GENEVA — Canada’s Conservative government pressed former Supreme Court Justice Louise Arbour to leave a top U.N. human rights post because she criticized the U.S. treatment of detainees in the war on terror and openly targeted abuses by Canadian and U.S. allies, diplomatic sources said.
Mrs. Arbour said in announcing her resignation March 7 that she “was not quitting because of this pressure.” But diplomats said otherwise.
Sources close to the government said the office of Canadian Prime Minister Stephen Harper issued direct instructions to offer no praise for Mrs. Arbour, who completes her four-year term as the U.N. High Commissioner for Human Rights in June.
Mrs. Arbour announced her resignation in an appearance before the 47-nation U.N. Human Rights Council. Afterward, the Canadian diplomat who was present barely acknowledged Mrs. Arbour’s presence and issued a statement that other diplomats called remarkable for its blandness.
“Canada is and will continue to be a strong supporter of [the Human Rights Council] mandate and your office’s work for the promotion and protection of human rights.”
Canada’s backhanded public rebuke outraged some human rights advocates.

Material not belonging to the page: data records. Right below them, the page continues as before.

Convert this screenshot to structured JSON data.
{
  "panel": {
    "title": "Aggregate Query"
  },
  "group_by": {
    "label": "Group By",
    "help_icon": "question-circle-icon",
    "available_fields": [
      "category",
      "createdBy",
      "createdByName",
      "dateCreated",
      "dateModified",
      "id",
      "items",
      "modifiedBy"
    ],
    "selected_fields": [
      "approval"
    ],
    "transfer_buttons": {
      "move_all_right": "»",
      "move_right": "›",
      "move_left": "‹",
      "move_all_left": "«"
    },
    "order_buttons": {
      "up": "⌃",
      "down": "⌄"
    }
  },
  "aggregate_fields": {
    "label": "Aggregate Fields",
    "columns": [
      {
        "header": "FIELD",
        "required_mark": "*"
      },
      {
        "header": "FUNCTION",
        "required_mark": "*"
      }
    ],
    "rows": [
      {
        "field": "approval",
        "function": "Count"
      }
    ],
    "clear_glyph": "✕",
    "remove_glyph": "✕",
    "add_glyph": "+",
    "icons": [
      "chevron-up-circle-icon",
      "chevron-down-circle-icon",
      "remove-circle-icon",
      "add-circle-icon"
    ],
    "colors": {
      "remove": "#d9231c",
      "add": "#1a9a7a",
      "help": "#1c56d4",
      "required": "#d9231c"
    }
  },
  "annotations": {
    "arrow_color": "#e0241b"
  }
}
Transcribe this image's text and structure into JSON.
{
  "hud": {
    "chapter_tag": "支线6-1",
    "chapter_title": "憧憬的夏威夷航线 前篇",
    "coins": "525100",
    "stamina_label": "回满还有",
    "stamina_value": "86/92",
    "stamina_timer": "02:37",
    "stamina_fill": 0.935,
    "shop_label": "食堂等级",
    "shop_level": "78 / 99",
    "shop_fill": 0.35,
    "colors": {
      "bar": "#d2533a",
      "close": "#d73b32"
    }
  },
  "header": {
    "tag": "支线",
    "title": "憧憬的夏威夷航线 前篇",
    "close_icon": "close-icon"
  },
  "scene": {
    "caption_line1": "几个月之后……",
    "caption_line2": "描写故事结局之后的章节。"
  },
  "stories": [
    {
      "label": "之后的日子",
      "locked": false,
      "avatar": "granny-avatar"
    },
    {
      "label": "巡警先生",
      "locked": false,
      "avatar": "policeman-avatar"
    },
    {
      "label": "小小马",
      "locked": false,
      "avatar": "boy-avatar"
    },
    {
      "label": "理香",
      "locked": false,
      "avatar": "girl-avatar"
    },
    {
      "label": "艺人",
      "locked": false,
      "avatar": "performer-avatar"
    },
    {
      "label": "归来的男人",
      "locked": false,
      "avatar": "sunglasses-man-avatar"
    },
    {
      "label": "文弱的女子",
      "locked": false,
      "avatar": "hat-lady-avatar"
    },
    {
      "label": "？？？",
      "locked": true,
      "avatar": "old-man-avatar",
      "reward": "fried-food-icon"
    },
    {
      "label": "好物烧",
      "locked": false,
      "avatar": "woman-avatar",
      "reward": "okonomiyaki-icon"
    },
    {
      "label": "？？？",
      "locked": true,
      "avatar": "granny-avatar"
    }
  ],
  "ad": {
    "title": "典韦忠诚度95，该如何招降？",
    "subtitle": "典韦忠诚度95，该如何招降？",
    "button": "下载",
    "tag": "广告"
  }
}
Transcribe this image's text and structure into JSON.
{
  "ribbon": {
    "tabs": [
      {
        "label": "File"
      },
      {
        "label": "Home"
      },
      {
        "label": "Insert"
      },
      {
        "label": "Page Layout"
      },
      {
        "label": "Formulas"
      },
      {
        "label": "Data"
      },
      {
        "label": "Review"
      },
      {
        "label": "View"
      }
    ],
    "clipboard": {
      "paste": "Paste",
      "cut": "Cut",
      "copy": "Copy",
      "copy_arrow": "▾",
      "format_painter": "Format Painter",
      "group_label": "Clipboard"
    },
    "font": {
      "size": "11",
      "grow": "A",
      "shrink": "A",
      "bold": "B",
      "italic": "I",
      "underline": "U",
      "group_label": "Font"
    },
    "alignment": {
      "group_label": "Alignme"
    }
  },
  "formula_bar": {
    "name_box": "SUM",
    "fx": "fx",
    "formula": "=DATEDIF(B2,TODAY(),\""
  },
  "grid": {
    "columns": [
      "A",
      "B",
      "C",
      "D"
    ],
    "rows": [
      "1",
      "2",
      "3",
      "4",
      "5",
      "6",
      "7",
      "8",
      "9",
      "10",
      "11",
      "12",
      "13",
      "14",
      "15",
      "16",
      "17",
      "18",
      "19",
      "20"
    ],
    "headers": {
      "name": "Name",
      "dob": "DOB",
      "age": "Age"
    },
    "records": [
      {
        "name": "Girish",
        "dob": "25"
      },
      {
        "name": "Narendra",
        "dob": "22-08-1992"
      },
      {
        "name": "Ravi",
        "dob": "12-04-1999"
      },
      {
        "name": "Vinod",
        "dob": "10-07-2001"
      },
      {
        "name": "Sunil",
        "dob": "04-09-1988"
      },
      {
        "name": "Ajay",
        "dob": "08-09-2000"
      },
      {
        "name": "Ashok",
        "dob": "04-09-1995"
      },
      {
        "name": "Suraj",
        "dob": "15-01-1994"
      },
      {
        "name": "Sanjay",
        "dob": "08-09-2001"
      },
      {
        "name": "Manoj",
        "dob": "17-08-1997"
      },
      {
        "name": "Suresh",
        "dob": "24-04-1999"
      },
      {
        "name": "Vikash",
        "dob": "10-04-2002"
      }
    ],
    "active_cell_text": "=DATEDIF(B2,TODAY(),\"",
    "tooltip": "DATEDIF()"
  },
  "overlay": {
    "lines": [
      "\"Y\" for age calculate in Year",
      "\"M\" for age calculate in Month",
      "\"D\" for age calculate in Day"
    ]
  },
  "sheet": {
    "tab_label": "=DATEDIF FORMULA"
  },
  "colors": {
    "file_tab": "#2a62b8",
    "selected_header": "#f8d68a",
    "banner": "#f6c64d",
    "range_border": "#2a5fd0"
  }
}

“I can’t understand how any Canadian can behave like that, especially when she announced her intention to retire,” said Peter Splinter, Amnesty International’s representative to the United Nations in Geneva and a former Canadian diplomat.
Within hours of what diplomats viewed as an embarrassing performance from the Canadian delegation in Geneva, Canadian Foreign Minister Maxime Bernier relented and praised Mrs. Arbour for her efforts in championing human rights.
Mr. Bernier issued a statement from Ottawa praising Mrs. Arbour for “expanding the concepts of human rights and fundamental justice.”
Relations between Mr. Harper’s government and Mrs. Arbour were strained, senior U.N. and Western diplomatic sources said.
The ascendancy of human rights issues in global diplomacy has made the high commissioner’s job one of the most politically sensitive and thankless in the U.N. system.
Mrs. Arbour was especially critical of the U.S. detention of terrorism suspects at Guantanamo Bay in Cuba. In August, she submitted a friend-of-the-court brief in a U.S. Supreme Court case on the status of Guantanamo detainees.
“She did not win any hearts by that action,” said a senior official close to Washington.
Manfred Nowak of Austria, an independent U.N. reporter on human rights, said Mrs. Arbour will be missed.
“I hope her successor will be as much dedicated to human rights and as much outspoken because what we certainly would not need is a very weak individual whose main ambition is to please governments,” he said.